Сторонясь очереди, и отводя Ольгу подальше от места исповеди, чтобы не доносились гулкие тяжкие чужие грехи – зная, что когда подойдет их очередь, то каким-то образом сразу будет понятно, что им пора идти – Елена прошла с ней вместе вперед, к главному алтарю – казавшемуся в темноте огромным, черно-золотым – который меркло-мерцающе (с треском при прыжках жаркого света) озарялся уже только свечами у иконы Взыскания погибших. И действительно – спустя неопределимое по земным часам время, которое они бок о бок с Ольгой (наконец-то молча) простояли рядом – в сердце полутемной церкви – к Елене подошел и позвал ее, незнакомый по имени, но уже много раз молившийся рядом с ней в храме, серьезный молодой человек в черной бороде и усах – и указал головой в сторону священника; Елена, с Ольгой за руку, подошла, поздоровалась с Антонием и пропустила Ольгу вперед себя – волнуясь за нее, еще больше, чем за себя, и тоже уже внутренне почти срывая голос, пытаясь вывести мелодию вверх. Отойдя обратно в переднюю часть храма, все это время, пока Ольга говорила со священником, Елена, хотя и была отделена от нее стенами, внутренне не выпускала ее из вида, и как будто ее обнимала.

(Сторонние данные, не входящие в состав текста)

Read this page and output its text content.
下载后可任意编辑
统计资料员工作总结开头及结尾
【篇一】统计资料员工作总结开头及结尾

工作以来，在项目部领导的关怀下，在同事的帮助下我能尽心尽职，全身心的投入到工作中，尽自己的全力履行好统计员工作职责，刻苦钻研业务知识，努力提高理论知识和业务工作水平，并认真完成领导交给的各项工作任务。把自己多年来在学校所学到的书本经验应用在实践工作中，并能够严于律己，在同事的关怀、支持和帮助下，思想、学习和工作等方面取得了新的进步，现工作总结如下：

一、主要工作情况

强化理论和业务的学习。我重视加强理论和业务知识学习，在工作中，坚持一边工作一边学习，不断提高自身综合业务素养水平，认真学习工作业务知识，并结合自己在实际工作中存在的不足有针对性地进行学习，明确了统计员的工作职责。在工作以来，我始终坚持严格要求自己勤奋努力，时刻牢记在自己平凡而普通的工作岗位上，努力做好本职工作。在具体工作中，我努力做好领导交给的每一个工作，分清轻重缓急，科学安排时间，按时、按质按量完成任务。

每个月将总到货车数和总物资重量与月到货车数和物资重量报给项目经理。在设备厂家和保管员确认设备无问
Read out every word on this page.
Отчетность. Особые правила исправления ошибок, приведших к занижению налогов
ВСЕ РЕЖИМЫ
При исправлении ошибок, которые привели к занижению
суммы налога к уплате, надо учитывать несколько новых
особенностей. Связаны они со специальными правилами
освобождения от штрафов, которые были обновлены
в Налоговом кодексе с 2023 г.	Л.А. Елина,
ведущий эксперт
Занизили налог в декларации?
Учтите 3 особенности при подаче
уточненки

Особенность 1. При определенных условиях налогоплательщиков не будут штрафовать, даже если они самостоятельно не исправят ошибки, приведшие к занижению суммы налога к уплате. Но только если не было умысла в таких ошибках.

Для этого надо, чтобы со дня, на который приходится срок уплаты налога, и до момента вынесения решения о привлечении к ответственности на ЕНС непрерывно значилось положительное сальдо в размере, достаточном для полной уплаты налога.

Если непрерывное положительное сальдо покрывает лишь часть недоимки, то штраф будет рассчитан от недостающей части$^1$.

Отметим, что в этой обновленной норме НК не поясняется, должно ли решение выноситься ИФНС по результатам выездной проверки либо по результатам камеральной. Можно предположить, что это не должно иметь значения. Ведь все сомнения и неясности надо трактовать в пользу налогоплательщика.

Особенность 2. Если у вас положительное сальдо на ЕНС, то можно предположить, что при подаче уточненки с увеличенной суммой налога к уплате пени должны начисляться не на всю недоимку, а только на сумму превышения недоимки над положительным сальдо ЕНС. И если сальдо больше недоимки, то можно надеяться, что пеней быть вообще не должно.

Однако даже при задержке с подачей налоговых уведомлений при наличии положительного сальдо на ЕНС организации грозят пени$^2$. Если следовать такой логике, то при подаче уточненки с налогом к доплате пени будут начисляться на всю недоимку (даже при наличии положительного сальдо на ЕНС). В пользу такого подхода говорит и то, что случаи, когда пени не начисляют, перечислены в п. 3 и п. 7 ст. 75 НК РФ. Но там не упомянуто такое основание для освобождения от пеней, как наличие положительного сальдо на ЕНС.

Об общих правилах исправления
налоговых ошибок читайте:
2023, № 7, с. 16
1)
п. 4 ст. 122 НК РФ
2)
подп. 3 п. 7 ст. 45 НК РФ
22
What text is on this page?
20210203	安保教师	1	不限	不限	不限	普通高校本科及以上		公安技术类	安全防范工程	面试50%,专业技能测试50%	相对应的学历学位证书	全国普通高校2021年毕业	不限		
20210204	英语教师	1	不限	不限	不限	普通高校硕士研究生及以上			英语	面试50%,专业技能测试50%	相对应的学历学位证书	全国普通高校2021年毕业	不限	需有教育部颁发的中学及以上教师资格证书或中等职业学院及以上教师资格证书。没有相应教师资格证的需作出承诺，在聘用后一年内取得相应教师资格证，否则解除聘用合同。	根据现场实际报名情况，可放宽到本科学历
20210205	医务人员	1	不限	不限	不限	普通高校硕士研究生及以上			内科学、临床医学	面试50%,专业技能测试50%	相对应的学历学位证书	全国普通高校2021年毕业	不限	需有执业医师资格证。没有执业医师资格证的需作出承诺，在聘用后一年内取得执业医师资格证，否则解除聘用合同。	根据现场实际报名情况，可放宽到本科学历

– Ой, Леночка, ну он прям такие вещи спрашивает – мне прям неловко… – едва выйдя на крыльцо из храма (дождавшись Елену с исповеди) простодушно заохала напрочь смущенная, но счастливая до слез Ольга.
– Ну разумеется! Нам и должно быть некомфортно! – довольно улыбалась Елена, то пританцовывая, то забегая вперед и оборачиваясь на Ольгу, то отставая, тормозя, и глядя на весело избоченившуюся звездную буквицу М, накренившуюся над сквериком. – Исповедь – это же переворот! Бунт против собственной прежней жизни! Это же завет напрямую с Господом, Оленька – о начале твоей новой жизни!
В переулке висела густая темнота.
Елена тянула шаг, бег, танец, силясь до бесконечности замедлить, удлинить вот этот вот любимейший, родной отрезок пути – от церкви по Брюсову в горку, до арки: здесь, казалось, самый холмистый рельеф под ногами – и тот дореволюционный – не только перенятое у Татьяны, на слух, дореволюционное, не существующее, переулка имя. Хоть пять минут еще не выпадать из волшебства заколдованной благодати старой Москвы – которая была в явном нутряном сговоре с благодатью ощущения вот этих вот поздних вечеров после исповеди в церкви. Подольше, подольше не выныривать из переулка на мерзкую, парадную, всегда холодом обливавшую, танкоходную, горькую, горчайшую, центральную улицу – где везде на мордах домов роспись зверя.